Some of the POS hardware manufacturing takes place abroad, but programing and final assembly take place in Allentown, he says. Nearly everyone at Harbortouch has some involvement with the POS business, and about half of the 300 employees are dedicated to POS fulltime.
As the transformation has unfolded, the company began referring to itself by the name of its POS systems, Harbortouch, and stopped using its former but still official legal name, United Bank Card.
The company markets the terminals as free, but charges $59 a month to maintain the Classic line and $69 to maintain the Elite line, a cost Isaacman compares with a monthly cell phone bill for a full POS system.
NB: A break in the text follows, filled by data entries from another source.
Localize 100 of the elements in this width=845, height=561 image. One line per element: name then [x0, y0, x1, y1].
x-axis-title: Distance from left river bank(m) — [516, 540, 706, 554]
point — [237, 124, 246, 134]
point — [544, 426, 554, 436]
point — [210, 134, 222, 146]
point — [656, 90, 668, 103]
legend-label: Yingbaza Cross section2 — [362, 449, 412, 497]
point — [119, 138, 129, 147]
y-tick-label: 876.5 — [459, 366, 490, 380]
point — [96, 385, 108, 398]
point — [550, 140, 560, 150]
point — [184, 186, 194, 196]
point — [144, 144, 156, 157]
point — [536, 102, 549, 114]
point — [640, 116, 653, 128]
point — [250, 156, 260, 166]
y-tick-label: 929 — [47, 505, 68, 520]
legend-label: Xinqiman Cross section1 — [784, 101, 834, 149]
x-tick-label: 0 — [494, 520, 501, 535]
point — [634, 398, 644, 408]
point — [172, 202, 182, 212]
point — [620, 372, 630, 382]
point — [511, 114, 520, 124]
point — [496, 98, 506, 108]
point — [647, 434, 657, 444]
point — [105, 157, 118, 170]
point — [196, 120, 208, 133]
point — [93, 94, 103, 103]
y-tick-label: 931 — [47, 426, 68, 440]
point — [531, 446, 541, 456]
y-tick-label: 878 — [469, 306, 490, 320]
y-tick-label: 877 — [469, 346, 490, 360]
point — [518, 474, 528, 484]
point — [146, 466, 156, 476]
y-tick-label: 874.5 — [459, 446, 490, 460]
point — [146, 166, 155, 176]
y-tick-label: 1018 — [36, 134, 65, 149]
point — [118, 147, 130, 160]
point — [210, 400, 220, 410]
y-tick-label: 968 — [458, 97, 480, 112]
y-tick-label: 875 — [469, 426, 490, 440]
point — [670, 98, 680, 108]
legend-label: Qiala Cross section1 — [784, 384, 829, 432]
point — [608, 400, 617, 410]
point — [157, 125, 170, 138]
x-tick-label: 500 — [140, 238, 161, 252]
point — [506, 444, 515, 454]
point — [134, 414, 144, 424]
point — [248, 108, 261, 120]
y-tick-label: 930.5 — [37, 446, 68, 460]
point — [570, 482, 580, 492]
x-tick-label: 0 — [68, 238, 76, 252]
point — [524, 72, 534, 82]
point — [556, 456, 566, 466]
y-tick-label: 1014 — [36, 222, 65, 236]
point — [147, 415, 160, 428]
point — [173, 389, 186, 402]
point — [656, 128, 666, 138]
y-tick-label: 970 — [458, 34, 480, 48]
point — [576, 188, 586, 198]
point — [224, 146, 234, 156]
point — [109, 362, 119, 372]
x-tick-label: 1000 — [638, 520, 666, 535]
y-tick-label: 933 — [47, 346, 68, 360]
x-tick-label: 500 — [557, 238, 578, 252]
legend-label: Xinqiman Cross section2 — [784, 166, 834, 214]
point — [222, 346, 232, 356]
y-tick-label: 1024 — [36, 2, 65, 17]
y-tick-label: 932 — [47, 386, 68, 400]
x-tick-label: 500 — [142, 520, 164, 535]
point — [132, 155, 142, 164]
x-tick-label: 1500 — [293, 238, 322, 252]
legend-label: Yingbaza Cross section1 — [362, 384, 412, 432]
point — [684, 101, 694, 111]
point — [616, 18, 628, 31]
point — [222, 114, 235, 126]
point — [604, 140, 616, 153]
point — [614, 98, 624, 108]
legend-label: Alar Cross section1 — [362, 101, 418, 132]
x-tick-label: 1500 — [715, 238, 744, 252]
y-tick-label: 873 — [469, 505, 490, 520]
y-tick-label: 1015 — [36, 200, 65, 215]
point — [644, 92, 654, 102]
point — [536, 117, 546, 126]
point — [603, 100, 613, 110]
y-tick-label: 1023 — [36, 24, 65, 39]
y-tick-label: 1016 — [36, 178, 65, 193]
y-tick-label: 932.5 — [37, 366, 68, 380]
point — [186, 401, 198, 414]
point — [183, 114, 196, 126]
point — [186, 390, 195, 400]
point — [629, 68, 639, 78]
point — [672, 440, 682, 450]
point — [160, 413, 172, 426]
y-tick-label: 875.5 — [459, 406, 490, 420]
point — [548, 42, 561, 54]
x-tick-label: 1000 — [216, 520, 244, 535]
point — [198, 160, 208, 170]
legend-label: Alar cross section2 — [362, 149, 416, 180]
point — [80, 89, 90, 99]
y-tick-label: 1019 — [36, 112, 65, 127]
The equipment performs the same functions as systems retailing for $5,000 to $10,000. That savings can mount up for a merchant with three systems, he says.
Harbortouch benefits by using the POS systems to sign up and retain merchants with higher-than-average transaction volume, Isaacman says.
“The whole logic behind it is the long-term, recurring revenue prospects from the merchant accounts, so, naturally, it’s only offered through our sales channel,” he notes.
Their sales channel includes only the Harbortouch inside sales staff and ISOs affiliated with Harbortouch. The company signs about 90% of its merchants through ISOs and uses its own staff only in parts of the country that its ISOs don’t cover.
About 1,000 agents from its ISOs have taken a course that consists of about 400 online slides and a test that teaches how to sell the system. An additional 500 agents have spent a week at the Allentown offices to become certified on the software.
To receive the POS systems, merchants sign a five-year service agreement and a three-year merchants-account agreement.
“I would say that’s an average-length term,” Isaacman says.
The company is shipping about 1,000 POS systems a month, sending them to approximately a third of its new merchants.
“We hope at some point to be 50-50 or even 75-25,” in favor of POS systems, he says. “Our business is POS now, and we want to continue to march in that direction.”
Of the company’s 115,000 merchants, about 17,000 are using the free POS systems, Isaacman notes.
The merchants that receive free POS systems process four times the transaction volume of the average merchant in the portfolio, but inactive or seasonal merchants skew that figure. The free-POS merchants probably have closer to three times the business of those without them, he estimates.
Those higher numbers for free POS merchant result because the POS systems help them run their businesses and they become more committed to the machines.
“They’re higher-quality merchants,” Isaacman says.
Although the high cost of offering free POS systems creates a barrier to entering the market, he expects that competitors will arise eventually but not necessarily anytime soon.
Still, Isaacman keeps moving on to new approaches to acquiring. Many consider his company the first to offer payments terminals for free, beginning in 2004, starting a practice that’s now widespread. In 2007, the company began reselling POS systems, a step that led to today’s manufacturing operation.